The impact of banking competition on the stability of commercial banks: empirical evidence from the Gulf Cooperation Council countries
Keywords:
banking competition , the Gulf Cooperation Council countries, commercial banksAbstract
This study aimed to measure the prevailing competition between commercial banks and their stability rate, using a sample of 61 commercial banks listed in the stock markets operating in )GCC) countries, and balanced annual data extending from 2011 to 2020. The experimental part of the study was adopted on the analysis of multiple regressions of the Panel data, using panel- corrected standard errors (PCSE) method.
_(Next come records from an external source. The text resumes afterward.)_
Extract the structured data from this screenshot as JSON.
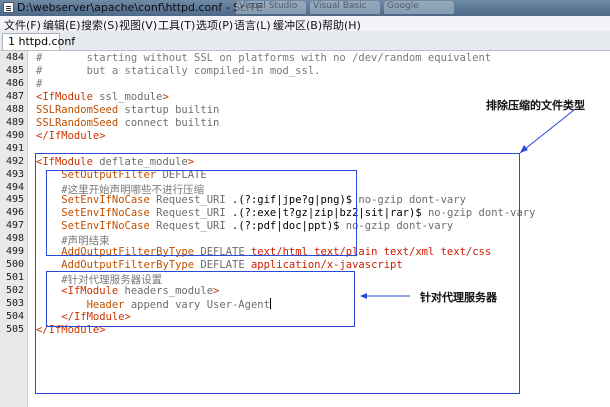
{
  "window": {
    "title": "D:\\webserver\\apache\\conf\\httpd.conf - SciTE",
    "ghost_tabs": [
      "Visual Studio",
      "Visual Basic",
      "Google"
    ]
  },
  "menubar": {
    "items": [
      "文件(F)",
      "编辑(E)",
      "搜索(S)",
      "视图(V)",
      "工具(T)",
      "选项(P)",
      "语言(L)",
      "缓冲区(B)",
      "帮助(H)"
    ]
  },
  "tab": {
    "label": "1 httpd.conf"
  },
  "editor": {
    "lines": [
      {
        "no": "484",
        "seg": [
          [
            "#       starting without SSL on platforms with no /dev/random equivalent",
            "c-com"
          ]
        ]
      },
      {
        "no": "485",
        "seg": [
          [
            "#       but a statically compiled-in mod_ssl.",
            "c-com"
          ]
        ]
      },
      {
        "no": "486",
        "seg": [
          [
            "#",
            "c-com"
          ]
        ]
      },
      {
        "no": "487",
        "seg": [
          [
            "<IfModule",
            "c-tag"
          ],
          [
            " ssl_module",
            "c-gray"
          ],
          [
            ">",
            "c-tag"
          ]
        ]
      },
      {
        "no": "488",
        "seg": [
          [
            "SSLRandomSeed",
            "c-ora"
          ],
          [
            " startup builtin",
            "c-gray"
          ]
        ]
      },
      {
        "no": "489",
        "seg": [
          [
            "SSLRandomSeed",
            "c-ora"
          ],
          [
            " connect builtin",
            "c-gray"
          ]
        ]
      },
      {
        "no": "490",
        "seg": [
          [
            "</IfModule>",
            "c-tag"
          ]
        ]
      },
      {
        "no": "491",
        "seg": []
      },
      {
        "no": "492",
        "seg": [
          [
            "<IfModule",
            "c-tag"
          ],
          [
            " deflate_module",
            "c-gray"
          ],
          [
            ">",
            "c-tag"
          ]
        ]
      },
      {
        "no": "493",
        "seg": [
          [
            "    ",
            "c-gray"
          ],
          [
            "SetOutputFilter",
            "c-ora"
          ],
          [
            " DEFLATE",
            "c-gray"
          ]
        ]
      },
      {
        "no": "494",
        "seg": [
          [
            "    #这里开始声明哪些不进行压缩",
            "c-com"
          ]
        ]
      },
      {
        "no": "495",
        "seg": [
          [
            "    ",
            "c-gray"
          ],
          [
            "SetEnvIfNoCase",
            "c-ora"
          ],
          [
            " Request_URI ",
            "c-gray"
          ],
          [
            ".(?:gif|jpe?g|png)$",
            "c-blk"
          ],
          [
            " no-gzip dont-vary",
            "c-gray"
          ]
        ]
      },
      {
        "no": "496",
        "seg": [
          [
            "    ",
            "c-gray"
          ],
          [
            "SetEnvIfNoCase",
            "c-ora"
          ],
          [
            " Request_URI ",
            "c-gray"
          ],
          [
            ".(?:exe|t?gz|zip|bz2|sit|rar)$",
            "c-blk"
          ],
          [
            " no-gzip dont-vary",
            "c-gray"
          ]
        ]
      },
      {
        "no": "497",
        "seg": [
          [
            "    ",
            "c-gray"
          ],
          [
            "SetEnvIfNoCase",
            "c-ora"
          ],
          [
            " Request_URI ",
            "c-gray"
          ],
          [
            ".(?:pdf|doc|ppt)$",
            "c-blk"
          ],
          [
            " no-gzip dont-vary",
            "c-gray"
          ]
        ]
      },
      {
        "no": "498",
        "seg": [
          [
            "    #声明结束",
            "c-com"
          ]
        ]
      },
      {
        "no": "499",
        "seg": [
          [
            "    ",
            "c-gray"
          ],
          [
            "AddOutputFilterByType",
            "c-ora"
          ],
          [
            " DEFLATE ",
            "c-gray"
          ],
          [
            "text/html text/plain text/xml text/css",
            "c-red"
          ]
        ]
      },
      {
        "no": "500",
        "seg": [
          [
            "    ",
            "c-gray"
          ],
          [
            "AddOutputFilterByType",
            "c-ora"
          ],
          [
            " DEFLATE ",
            "c-gray"
          ],
          [
            "application/x-javascript",
            "c-red"
          ]
        ]
      },
      {
        "no": "501",
        "seg": [
          [
            "    #针对代理服务器设置",
            "c-com"
          ]
        ]
      },
      {
        "no": "502",
        "seg": [
          [
            "    ",
            "c-gray"
          ],
          [
            "<IfModule",
            "c-tag"
          ],
          [
            " headers_module",
            "c-gray"
          ],
          [
            ">",
            "c-tag"
          ]
        ]
      },
      {
        "no": "503",
        "seg": [
          [
            "        ",
            "c-gray"
          ],
          [
            "Header",
            "c-ora"
          ],
          [
            " append vary User-Agent",
            "c-gray"
          ]
        ]
      },
      {
        "no": "504",
        "seg": [
          [
            "    ",
            "c-gray"
          ],
          [
            "</IfModule>",
            "c-tag"
          ]
        ]
      },
      {
        "no": "505",
        "seg": [
          [
            "</IfModule>",
            "c-tag"
          ]
        ]
      }
    ]
  },
  "annotations": {
    "compress_label": "排除压缩的文件类型",
    "proxy_label": "针对代理服务器"
  },
  "colors": {
    "annotation_box": "#2a4bd6",
    "tag": "#cc3300",
    "keyword": "#c05000",
    "mime": "#cc1a00",
    "comment": "#7a7a7a"
  }
}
The results showed that the competition between commercial banks operating in the countries under study “measured by the concentration index (CR3) of market share” is low, and some of them are away from the full of competition and are highly concentrated markets and non-competitive markets, the empirical results suggest that there is a significant negative impact of concentration ratio (CR3) on the stability of commercial banks, this result supports the “competition-Stability” hypothesis, which suggests that competition between commercial banks may have a positive impact on bank stability. Based on the findings of the study, the study recommends increasing attention to financial reforms, liberalizing banking services, and considering facilitating the entry of new banks to the market and encouraging mergers to take advantage of competition, given its importance in strengthening and stability of the banking sector.